The Bureau of Labor Statistics August 2010 unemployment numbers showed little improvement. Unemployment remained at 9.6%. More troubling, the broader U6 number, which includes those who have either taken part-time work or given up looking for employment, increased to 16.7%.

“If you've ever been blindsided by a career meltdown, this book restores your vision with outstanding practical exercises that give you valuable tools for success in evaluating your skills, resume writing, networking and interviewing,” reviewed by Jon Kraushar, co-author of the bestseller, "You Are the Message," by Roger Ailes, president of Fox News Channel and chairman of the Fox Television Stations Group.

“Hawkins offers hope in the form of a campaign plan. Hawkins’s clear message: A job search is a job. You should be spending 40 hours per week looking for work. Hawkins’s networking advice is spot on, too. Networking is a function of research, referrals and remembered. Meetings of professional associations, the local newspaper and trade publications are great sources of information. Then you have to be able to figure out how your skills apply to that type of work,” wrote Jim Pawlak, a reviewer of business books for The Dallas Morning News

C. E. Steel, a retired COO, believes timing is everything they say, “With so many people unemployed, 'Blind-Sided' by Roger E. Hawkins is a must read. Actually, it should be used as a constant guide while looking for a job or for those looking to make a career change. Blind-Sided is like having a management consultant in your hip pocket! The book is precise, easy to read and full of great information. I particularly like the ‘Good Advice’ segments.”

Blindsided: Surviving Career Meltdown, is a “…remarkably succinct workbook that when placed in the hands of the freshly unemployed wastes no time in getting to the heart of the matter - specific directions on brushing up the resume, the interview skills, the negotiations and achieving the goal of finding an even better job than the one that seemed the end of the world as it melted out the door,” Grady Harp stated in his Amazon.com review.

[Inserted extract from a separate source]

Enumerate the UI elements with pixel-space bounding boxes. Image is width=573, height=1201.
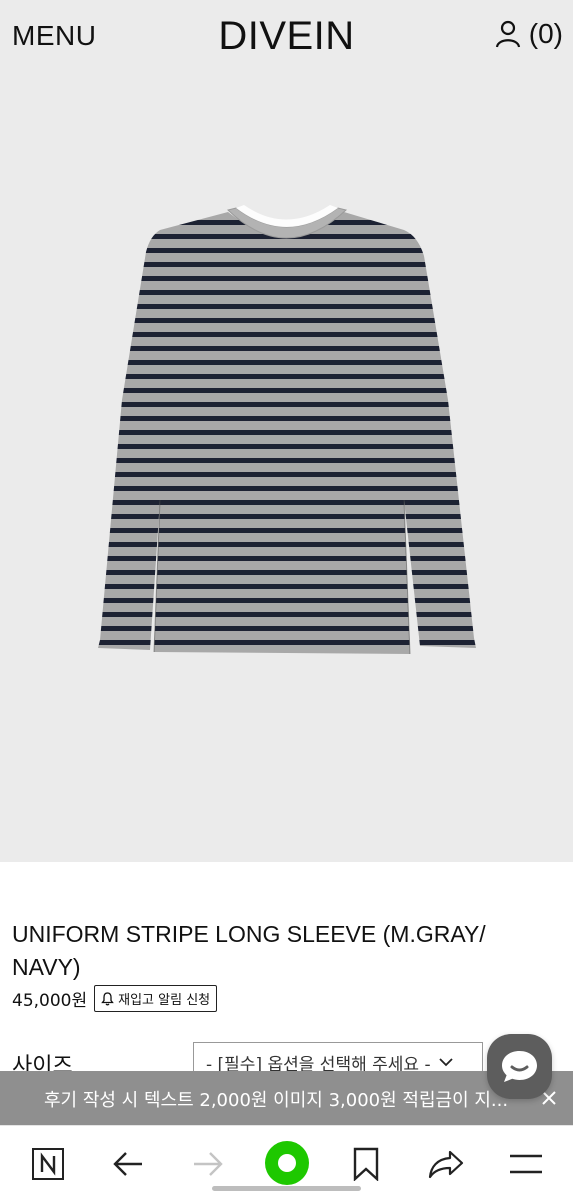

"Blindsided: Surviving Career Meltdown" is available for sale online at Amazon.com and through additional wholesale and retail channels worldwide.

About the Author
Roger E. Hawkins, Ph.D. is an industrial organizational psychologist with over 30 years of experience in executive development, career planning and organization and strategic planning. Hawkins assists CEOs, presidents and their staffs in the identification of talent, creating career and human resource systems and reorganization of the corporation. Hawkins received his doctorate from Illinois Institute of Technology in industrial organizational psychology. He has been chosen as a visiting and adjunct professor of undergraduate and graduate classes throughout his career.